# K Means

---
* [Implementation in Python](../pymlalgo/clustering/k_means.py)
* [Demo](../demo/k_means_demo.ipynb)
---

### Symbols and Conventions

Let's say there are $n$ training examples which can be grouped into $K$ clusters.
* $n$ is the number of training examples
* $d$ is the number of features in each training example (a.k.a the dimension of the training example)
* $X$ is the features matrix of shape $n \times d$
* $x_i$ is one sample, a vector of length $d$
* $K$ is the number of clusters
* $n_k$ is the number of samples grouped in the $k^{th}$ cluster, $k \in \{1, 2, .., K\}$
* $\mu$ is the matrix of all centroids, each centroid as a row, shape $K \times d$
* $\mu_k$ is the mean of all samples (centroid) of the $k^{th}$ cluster, $k \in \{1, 2, .., K\}$

### Algorithm

K-means works by finding the centroids for different groups of data.

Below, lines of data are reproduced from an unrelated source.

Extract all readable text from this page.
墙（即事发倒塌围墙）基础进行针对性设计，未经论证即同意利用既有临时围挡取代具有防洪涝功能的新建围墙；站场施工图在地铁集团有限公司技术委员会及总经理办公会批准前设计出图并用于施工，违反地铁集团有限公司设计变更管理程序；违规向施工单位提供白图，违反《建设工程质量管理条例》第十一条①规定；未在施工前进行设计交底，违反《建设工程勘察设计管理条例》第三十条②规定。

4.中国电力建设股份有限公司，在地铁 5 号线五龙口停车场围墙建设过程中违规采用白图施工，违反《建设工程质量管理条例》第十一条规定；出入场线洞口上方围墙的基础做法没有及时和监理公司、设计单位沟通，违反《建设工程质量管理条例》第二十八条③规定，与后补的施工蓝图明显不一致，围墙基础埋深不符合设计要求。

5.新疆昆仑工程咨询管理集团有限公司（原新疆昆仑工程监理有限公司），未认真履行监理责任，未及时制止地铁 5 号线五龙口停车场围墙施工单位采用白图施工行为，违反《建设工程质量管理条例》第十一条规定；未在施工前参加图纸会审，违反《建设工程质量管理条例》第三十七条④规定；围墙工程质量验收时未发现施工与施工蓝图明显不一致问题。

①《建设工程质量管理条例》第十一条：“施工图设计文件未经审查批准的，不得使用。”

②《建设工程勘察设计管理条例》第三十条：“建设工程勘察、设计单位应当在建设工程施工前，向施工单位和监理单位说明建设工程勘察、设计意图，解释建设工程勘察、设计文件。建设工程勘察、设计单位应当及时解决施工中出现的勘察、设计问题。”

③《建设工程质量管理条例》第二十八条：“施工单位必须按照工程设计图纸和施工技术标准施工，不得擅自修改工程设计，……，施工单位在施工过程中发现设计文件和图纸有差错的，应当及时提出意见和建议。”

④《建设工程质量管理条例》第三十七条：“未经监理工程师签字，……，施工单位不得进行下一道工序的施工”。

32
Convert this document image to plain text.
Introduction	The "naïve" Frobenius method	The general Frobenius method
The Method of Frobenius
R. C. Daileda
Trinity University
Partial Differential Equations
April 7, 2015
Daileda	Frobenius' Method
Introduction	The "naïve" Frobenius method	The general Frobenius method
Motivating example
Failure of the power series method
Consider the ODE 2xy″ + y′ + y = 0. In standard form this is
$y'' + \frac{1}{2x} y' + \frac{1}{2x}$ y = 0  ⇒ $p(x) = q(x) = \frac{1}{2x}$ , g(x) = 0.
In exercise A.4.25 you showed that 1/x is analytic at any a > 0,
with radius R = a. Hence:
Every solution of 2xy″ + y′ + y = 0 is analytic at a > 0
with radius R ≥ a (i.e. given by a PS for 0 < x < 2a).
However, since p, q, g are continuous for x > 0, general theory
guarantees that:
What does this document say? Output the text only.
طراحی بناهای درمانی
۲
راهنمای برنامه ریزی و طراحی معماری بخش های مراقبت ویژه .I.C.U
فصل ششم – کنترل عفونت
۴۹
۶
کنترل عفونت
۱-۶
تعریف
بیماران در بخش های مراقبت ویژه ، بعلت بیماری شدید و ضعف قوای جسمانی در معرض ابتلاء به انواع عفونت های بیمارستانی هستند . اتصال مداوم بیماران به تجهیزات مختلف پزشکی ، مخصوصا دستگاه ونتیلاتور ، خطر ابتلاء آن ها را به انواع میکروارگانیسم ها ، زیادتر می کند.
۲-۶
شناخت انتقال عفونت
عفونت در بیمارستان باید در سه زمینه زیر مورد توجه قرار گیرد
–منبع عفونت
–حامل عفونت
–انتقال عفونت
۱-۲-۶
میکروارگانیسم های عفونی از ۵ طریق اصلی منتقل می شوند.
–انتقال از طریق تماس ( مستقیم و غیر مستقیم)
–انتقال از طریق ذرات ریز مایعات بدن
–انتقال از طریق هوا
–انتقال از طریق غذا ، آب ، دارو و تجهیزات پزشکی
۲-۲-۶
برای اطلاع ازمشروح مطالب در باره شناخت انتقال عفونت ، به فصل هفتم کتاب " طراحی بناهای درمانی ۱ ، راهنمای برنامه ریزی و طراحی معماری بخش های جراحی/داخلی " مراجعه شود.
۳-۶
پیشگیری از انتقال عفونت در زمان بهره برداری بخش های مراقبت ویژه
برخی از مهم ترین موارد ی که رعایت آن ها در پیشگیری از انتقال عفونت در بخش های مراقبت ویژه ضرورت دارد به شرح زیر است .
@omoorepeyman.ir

The algorithm works as:
1. Input data $x_1, x_2, ...,x_n$ and $K$
2. Randomly choose $K$ samples from $X$. This would be the first version of $\mu$
3. For each $x_i$, $i \in \{1,2,...,n\}$, assign the cluster such that $||x_i - \mu_k||_2^2$ is minimum
4. While not converged
    1. Compute mean of each cluster $\frac{1}{n_k} \sum_{i=1}^{n_k} x_i$
    2. Update cluster of each sample according the the rule in step 2

### Cost Function
The cost function (objective function) of K means is given as:
$$F(\mu) = \sum_{k=1}^{K} \sum_{i=1}^{n_k} ||x_i - \mu_k||_2^2$$


### $K$-means ++

On many occasions, randomly choosing the the centroids doesn't converge to the global minimum. Thus the first set of centroids are chosen according to the following algorithm

1. Randomly choose one sample from $X$ as one centroid, i.e. $\mu_1$
2. Calculate euclidean distance $D(x_i) = ||\mu_1 - x_i||_2$ of remaining $n - 1$ samples from the chosen centroid
3. Choose the next centroid having the highest probability calculated as
$$\frac{D(x_i)^2}{\sum_{i=1}^{n-k} D(x_i)^2}$$
4. Repeat $2^{\dagger}$ and 3 until $K$ clusters have been chosen

$\dagger$ Remove the $x_i$ from $X$ which has been chosen as $\mu_k$ for each $k$